青木理氏、「桜を見る会」の名簿破棄問題で「公文書管理法ができたのに改ざん、破棄、作らない…これが果たして美しい国なのか」

青木理氏
青木理氏

 8日放送のTBS系「サンデーモーニング」(日曜・前8時)では、首相主催の「桜を見る会」をめぐり、さまざまな問題が出ている事を特集した。

 番組では、1956年と57年の桜を見る会の写真を2年分の招待者名簿は国立公文書館に保管され、名前と肩書は公開されており、保存期間は永久となっていたことを伝えた。

 57年は安倍首相の祖父・岸信介首相の当時で、番組では「安倍総理の祖父の時代にはきちんと保管されていたにもかかわらず、安倍政権の時代になって1年未満で廃棄されることになった招待者名簿」とナレーションを入れて伝えた。

 さらに、今月4日には今回、廃棄した名簿のバックアップデータが5月7日から9日ごろデータを消去した後、最大8週間残っていたことが発覚した。会見で菅義偉官房長官は、野党が資料請求した時に残っていたとみられるのに、なぜ提出しなかったかを問われ「バックアップファイルは、一般職員が業務に使用できるものではないことから、組織共用性に欠いており、行政文書に該当しない、こういう説明受けております」と説明した。

 この発言を受けて番組では、元公文書管理委員長代理の三宅弘弁護士を取材し、「復元できることができるわけですから、それはもう当然、公文書管理法にいう公文書に該当するのが普通の考え方」とし「公文書管理法を作る前の後退した運用に戻るのではないかと思って大変危惧しています」と話していた。

 スタジオでは公文書の管理についてコメンテーターが見解を示した。中でもジャーナリストの青木理氏は、日本と米国の公文書管理の違いを引き合いにし「日米の記録がみんな米国の公文書で明らかになっている」、「公文書っていう意識が全然違う」と指摘した。

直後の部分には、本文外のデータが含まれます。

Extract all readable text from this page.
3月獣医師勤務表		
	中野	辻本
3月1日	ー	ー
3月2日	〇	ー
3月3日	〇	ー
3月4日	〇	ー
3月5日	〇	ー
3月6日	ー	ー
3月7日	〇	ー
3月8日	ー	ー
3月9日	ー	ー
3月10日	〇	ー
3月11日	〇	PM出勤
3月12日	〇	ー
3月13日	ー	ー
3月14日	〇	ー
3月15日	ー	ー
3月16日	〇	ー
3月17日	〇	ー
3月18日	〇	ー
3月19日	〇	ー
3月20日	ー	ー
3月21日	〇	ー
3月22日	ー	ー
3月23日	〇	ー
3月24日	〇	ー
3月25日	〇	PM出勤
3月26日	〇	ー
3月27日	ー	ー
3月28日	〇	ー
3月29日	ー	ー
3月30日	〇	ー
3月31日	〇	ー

 こうした実態を「本当に恥じるべきこと」とした上で「ましてや公文書管理法ができたのに改ざんするわ、破棄するわ、そもそも作らないわ。これは皮肉でも何でもなく、これが果たして美しい国なのか。だれが見てもウソですよね、あるいはごまかしですよね」と指摘した。

 続けて「それを子どもが見ていて、この子どもに道徳教育をしようという、この政権の今のありよう。道徳教育が必要か必要じゃないかって議論があるところでしょうけど、いや今のこの政権の状況でそんなこと、おっしゃれるんですかって問いただしたいですよね」とコメントしていた。